Qu’en est-il alors ? Que peut-on espérer de l’élection d’Elisabete Weiderpass ? Constatons tout d’abord que le curriculum de cette chercheuse brésilienne, naturalisée suédoise et finlandaise impressionne : doctoresse en médecine et détentrice d’un PhD, experte en épidémiologie du cancer et en prévention du cancer. Comme le précise le communiqué du CIRC « Elle est actuellement responsable du département de recherche du registre du cancer de Norvège et du groupe d’épidémiologie génétique du Folkhälsan Research Centre en Finlande. Elle est professeur d’épidémiologie médicale à l’Institut Karolinska en Suède et professeur d’épidémiologie du cancer à l’Université de l’Arctique de Norvège. Elle occupe des postes de professeure adjointe en épidémiologie du cancer au Brésil, en Chine et en République islamique d’Iran, et elle est professeure invitée au Koweït. »
Un grand changement donc et une rupture avec ce qui avait valu au CIRC de nombreuses critiques ? Certes les critiques du CIRC considéreront l’élection du Dr Weiderpass comme étant préférable à celle de monsieur Christofer Portier qui – malgré les nombreuses polémiques associées à son nom – faisait parti des 33 candidats à l’élection. Mais ils risquent fort de s’étonner du fait qu’il ne s’agit pas tout à fait de sang neuf. Certains éléments de son CV démontrent qu’elle fait bien partie des meubles de l’institution depuis plus de 20 ans.
En effet, en 1994, elle a fait un post doc à l’IARC et semble avoir été depuis-lors une fervente partisane de l’institut. Elle fait également partie des auteurs d’une étude de 2015 qui a rejeté les critiques généralisées sur l’IARC. Son époux, Harri Vainio – un membre de l’institut Ramazzini dont les études sur le glyphosate ont été sévèrement critiquées par la communauté scientifique – est également lié à l’IARC, pour lequel il a été en charge des monographies de 1983 à 1987 et de 1990 à 1993. Enfin elle a été impliquée largement dans la querelle du glyphosate puisqu’elle a co-signé un papier avec Christopher Portier dans lequel les auteurs cherchaient à discréditer le travail de l’EFSA. On peut parier que les scientifiques qui ont critiqué la partialité du CIRC ne verront pas ces quelques détails d’un très bon œil….
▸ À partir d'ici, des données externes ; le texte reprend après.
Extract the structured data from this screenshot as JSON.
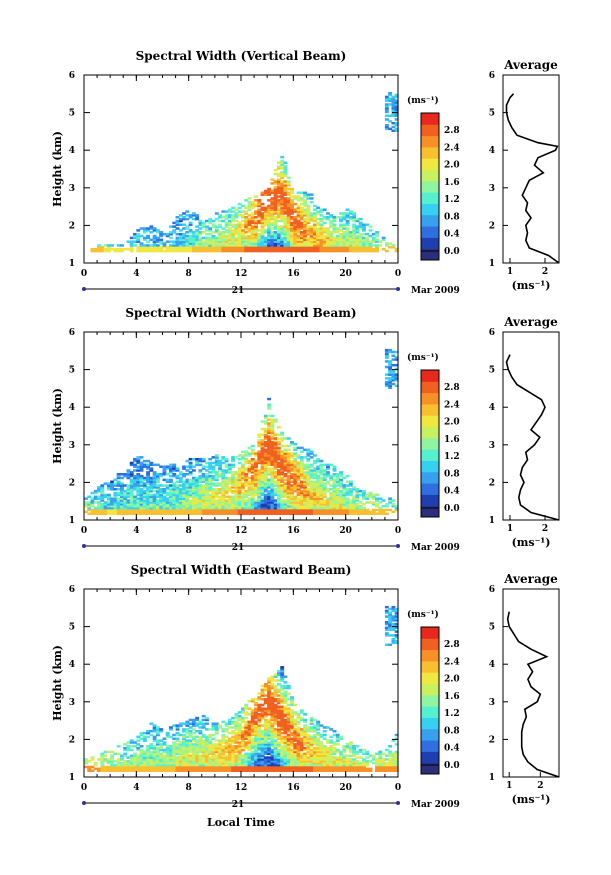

A n’en pas douter madame Weiderpass dispose de toutes les compétences requises et connaît bien les ficelles du CIRC pour faire tourner l’institution et on peut penser que c’est une bonne chose pour le reprendre en main. Mais sera-t-elle en mesure de faire taire les suspicions des contradicteurs…? Ces derniers ne risquent-t-ils pas de trouver étrange, par exemple, que l’Iran, pays avec lequel elle entretien un lien très étroit et dans lequel elle a conduit des études, a décidé de rejoindre le CIRC, la semaine de son élection ? Encore une fois le lecteur doit être conscient qu’une organisation comme le CIRC joue un rôle politique autant que scientifique, d’où l’importance du choix de ses représentants. C’est à la fin de l’année que la nouvelle directrice prendra en charge ses fonctions. On pourra alors seulement juger de sa capacité à faire taire les polémiques.